Python Celery & RabbitMQ Tutorial

Celery is an asynchronous task queue. It can be used for anything that needs to be run asynchronously. For example, background computation of expensive queries. RabbitMQ is a message broker widely used with Celery. In this tutorial, we are going to have an introduction to basic concepts of Celery with RabbitMQ and then set up Celery for a small demo project. At the end of this tutorial, you will be able to setup a Celery web console monitoring your tasks.

celery-flower

Basic Concepts

Let’s use the below graphic to explain the foundations:celery_architecture_final

Broker

The Broker (RabbitMQ) is responsible for the creation of task queues, dispatching tasks to task queues according to some routing rules, and then delivering tasks from task queues to workers.

Consumer (Celery Workers)

The Consumer is the one or multiple Celery workers executing the tasks. You could start many workers depending on your use case.

Result Backend

The Result Backend is used for storing the results of your tasks. However, it is not a required element, so if you do not include it in your settings, you cannot access the results of your tasks.

Install Celery

First, we need to install Celery, which is pretty easy using PyPI:


$ pip install celery

Note that it would be better to do this using a virtual environment.

Choose a broker: RabbitMQ

This is where the confusion begins. Why do we need another thing called broker? It’s because Celery does not actually construct a message queue itself, so it needs an extra message transport (a broker) to do that work. You can think of Celery as a wrapper around a message broker.

In fact, you can choose from a few different brokers, like RabbitMQ, Redis, or a database (e.g., a Django database).

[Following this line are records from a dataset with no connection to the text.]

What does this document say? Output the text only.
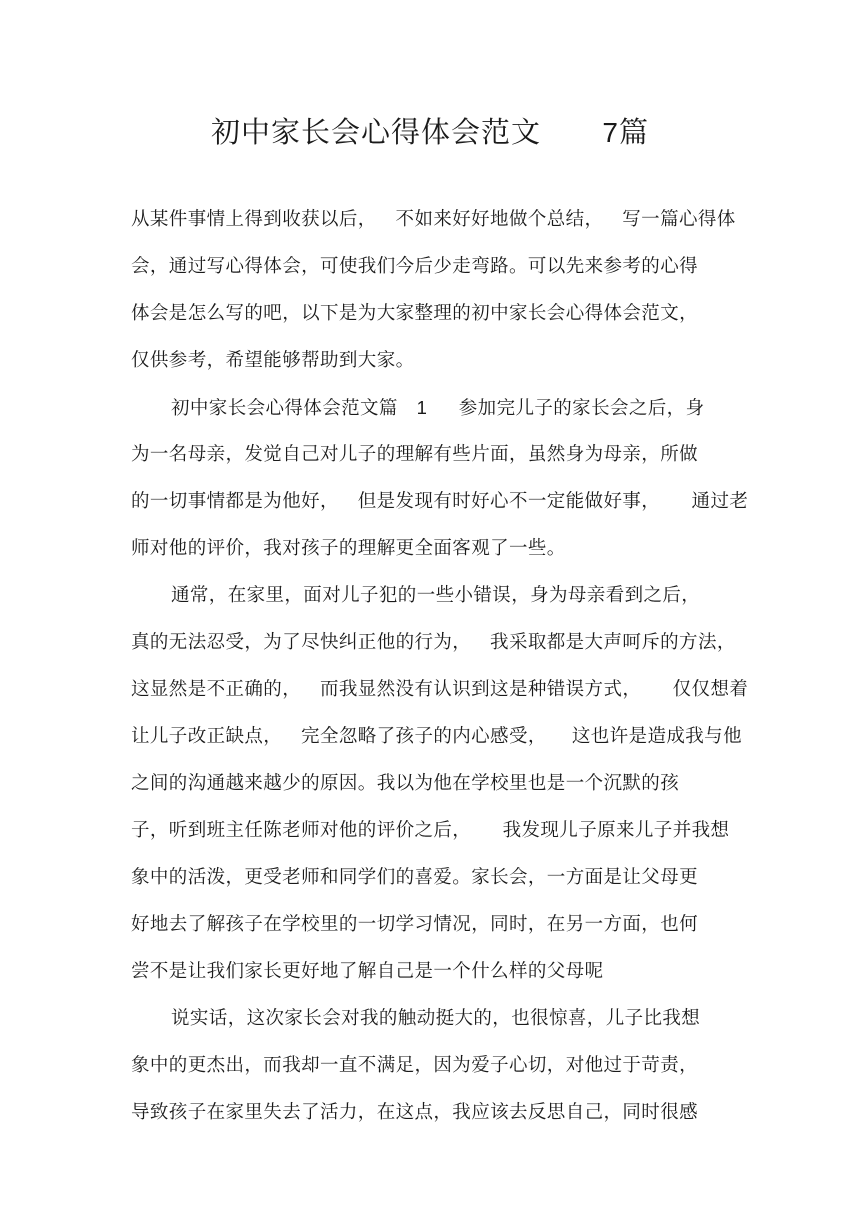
初中家长会心得体会范文 7篇
从某件事情上得到收获以后，   不如来好好地做个总结，   写一篇心得体
会，通过写心得体会，可使我们今后少走弯路。可以先来参考的心得
体会是怎么写的吧，以下是为大家整理的初中家长会心得体会范文，
仅供参考，希望能够帮助到大家。
初中家长会心得体会范文篇 1 参加完儿子的家长会之后，身
为一名母亲，发觉自己对儿子的理解有些片面，虽然身为母亲，所做
的一切事情都是为他好，   但是发现有时好心不一定能做好事，     通过老
师对他的评价，我对孩子的理解更全面客观了一些。
通常，在家里，面对儿子犯的一些小错误，身为母亲看到之后，
真的无法忍受，为了尽快纠正他的行为，   我采取都是大声呵斥的方法，
这显然是不正确的，   而我显然没有认识到这是种错误方式，     仅仅想着
让儿子改正缺点，   完全忽略了孩子的内心感受，    这也许是造成我与他
之间的沟通越来越少的原因。我以为他在学校里也是一个沉默的孩
子，听到班主任陈老师对他的评价之后，     我发现儿子原来儿子并我想
象中的活泼，更受老师和同学们的喜爱。家长会，一方面是让父母更
好地去了解孩子在学校里的一切学习情况，同时，在另一方面，也何
尝不是让我们家长更好地了解自己是一个什么样的父母呢
说实话，这次家长会对我的触动挺大的，也很惊喜，儿子比我想
象中的更杰出，而我却一直不满足，因为爱子心切，对他过于苛责，
导致孩子在家里失去了活力，在这点，我应该去反思自己，同时很感
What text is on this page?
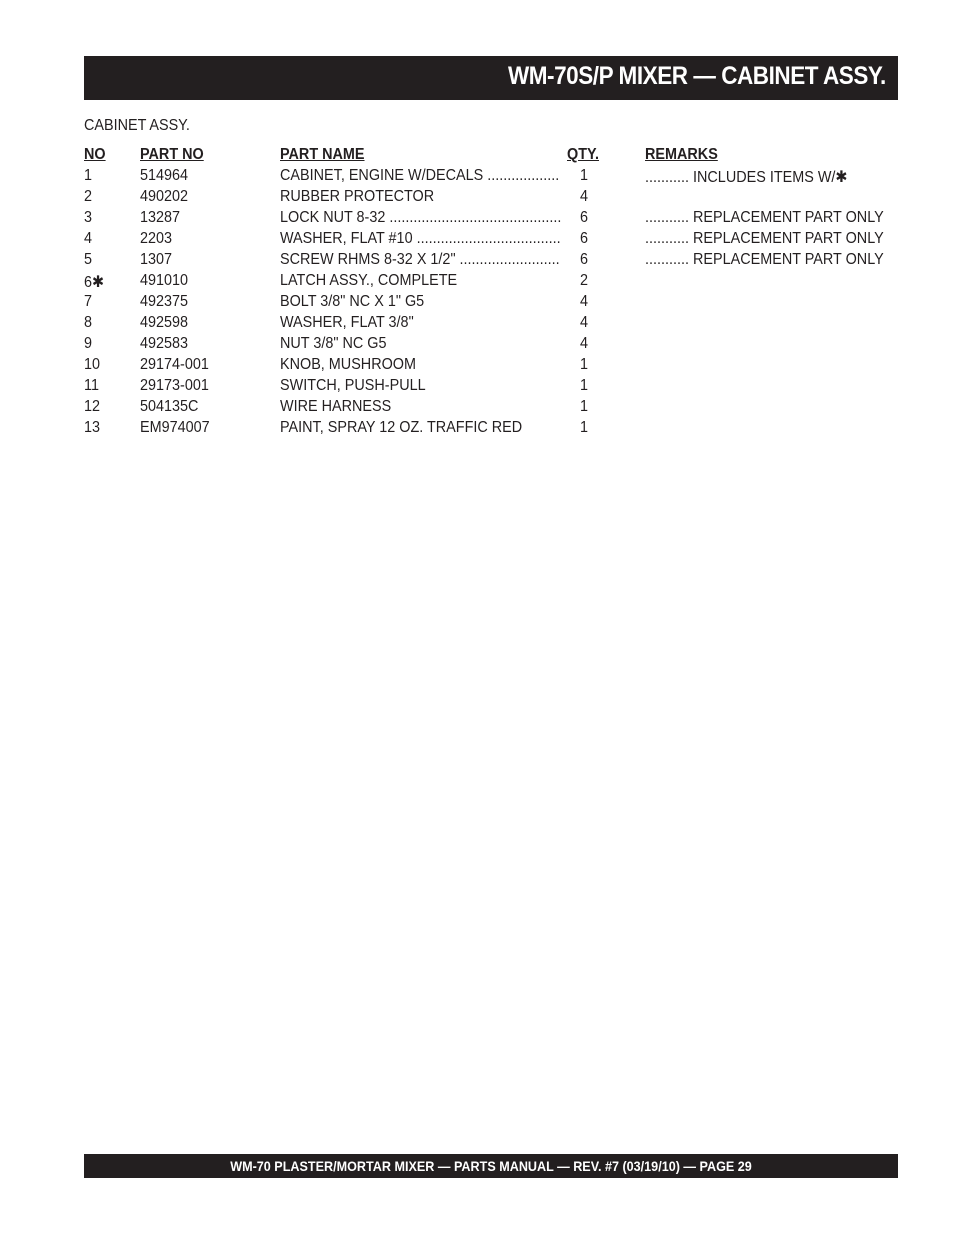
WM-70S/P MIXER — CABINET ASSY.
CABINET ASSY.
NO PART NO	PART NAME	QTY.	REMARKS
1	514964	CABINET, ENGINE W/DECALS .................. 1	........... INCLUDES ITEMS W/✱
2	490202	RUBBER PROTECTOR	4
3	13287	LOCK NUT 8-32 ........................................... 6	........... REPLACEMENT PART ONLY
4	2203	WASHER, FLAT #10 .................................... 6	........... REPLACEMENT PART ONLY
5	1307	SCREW RHMS 8-32 X 1/2" ......................... 6	........... REPLACEMENT PART ONLY
6✱ 491010	LATCH ASSY., COMPLETE	2
7	492375	BOLT 3/8" NC X 1" G5	4
8	492598	WASHER, FLAT 3/8"	4
9	492583	NUT 3/8" NC G5	4
10 29174-001	KNOB, MUSHROOM	1
11	29173-001	SWITCH, PUSH-PULL	1
12 504135C	WIRE HARNESS	1
13 EM974007	PAINT, SPRAY 12 OZ. TRAFFIC RED	1
WM-70 PLASTER/MORTAR MIXER — PARTS MANUAL — REV. #7 (03/19/10) — PAGE 29
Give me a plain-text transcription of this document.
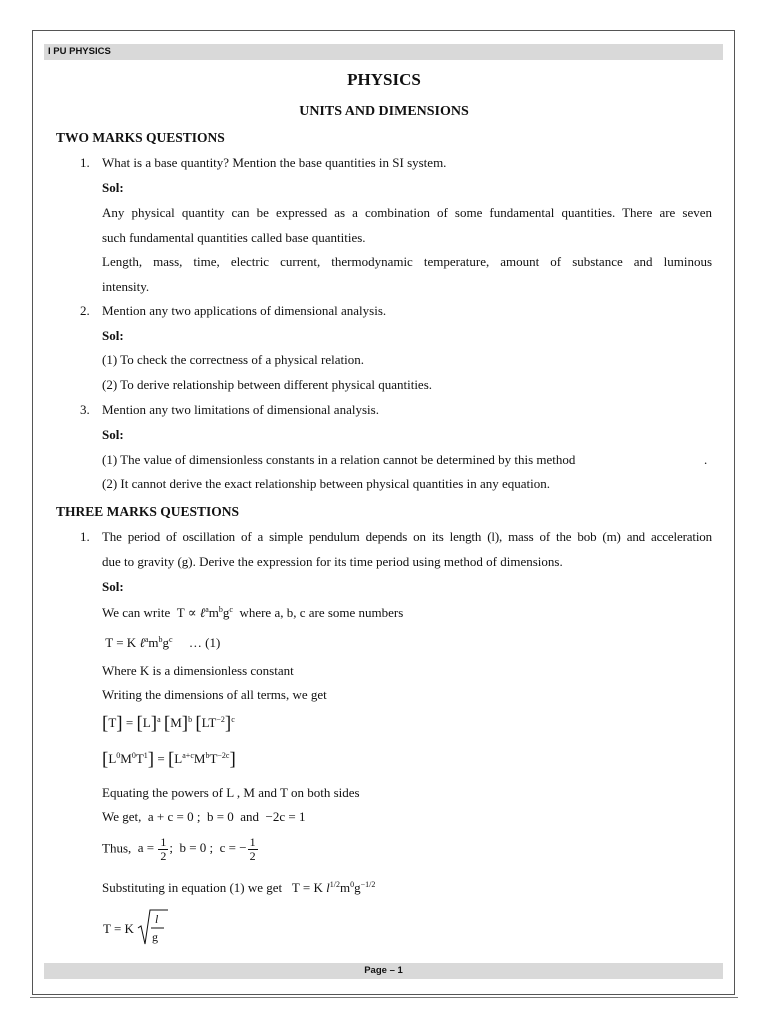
I PU PHYSICS
PHYSICS
UNITS AND DIMENSIONS
TWO MARKS QUESTIONS
1. What is a base quantity? Mention the base quantities in SI system.
Sol:
Any physical quantity can be expressed as a combination of some fundamental quantities. There are seven
such fundamental quantities called base quantities.
Length, mass, time, electric current, thermodynamic temperature, amount of substance and luminous
intensity.
2. Mention any two applications of dimensional analysis.
Sol:
(1) To check the correctness of a physical relation.
(2) To derive relationship between different physical quantities.
3. Mention any two limitations of dimensional analysis.
Sol:
(1) The value of dimensionless constants in a relation cannot be determined by this method	.
(2) It cannot derive the exact relationship between physical quantities in any equation.
THREE MARKS QUESTIONS
1. The period of oscillation of a simple pendulum depends on its length (l), mass of the bob (m) and acceleration
due to gravity (g). Derive the expression for its time period using method of dimensions.
Sol:
We can write  $T \propto \ell^am^bg^c$ where a, b, c are some numbers
T = K $\ell^am^bg^c$ … (1)
Where K is a dimensionless constant
Writing the dimensions of all terms, we get
$[T] = [L]^a$ $[M]^b$ $[LT^{-2}]^c$
$[L^0M^0T^1] = [L^{a+c}M^bT^{-2c}]$
Equating the powers of L , M and T on both sides
We get,  a + c = 0 ;  b = 0  and  −2c = 1
Thus,  $a = \frac{1}{2}$ ;  b = 0 ;  c = − $\frac{1}{2}$
Substituting in equation (1) we get   T = K $l^{1/2}m^0g^{-1/2}$
T = K
l
g
Page – 1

In this tutorial, we are using RabbitMQ as our broker because it is feature-complete, stable and recommended by Celery. In Mac OS, it is easy to install RabbitMQ using Homebrew:


$ brew install rabbitmq
# if you are using Ubuntu or Debian, try:
# sudo apt-get install rabbitmq-server

Start RabbitMQ

Homebrew will install RabbitMQ in /usr/local/sbin although some systems may vary. You can add this path to the environment variable PATH for convenient usage later. For example, open your shell startup file (eg.~/.bash_profile) and add the following line:


PATH=$PATH:/usr/local/sbin

Now we can start the RabbitMQ server using the command rabbitmq-server. You will see similar output if the RabbitMQ server starts successfully.


$ rabbitmq-server

              RabbitMQ 3.5.1. Copyright (C) 2007-2014 GoPivotal, Inc.
  ##  ##      Licensed under the MPL.  See http://www.rabbitmq.com/
  ##  ##
  ##########  Logs: /usr/local/var/log/rabbitmq/rabbit@localhost.log
  ######  ##        /usr/local/var/log/rabbitmq/rabbit@localhost-sasl.log
  ##########
              Starting broker... completed with 10 plugins.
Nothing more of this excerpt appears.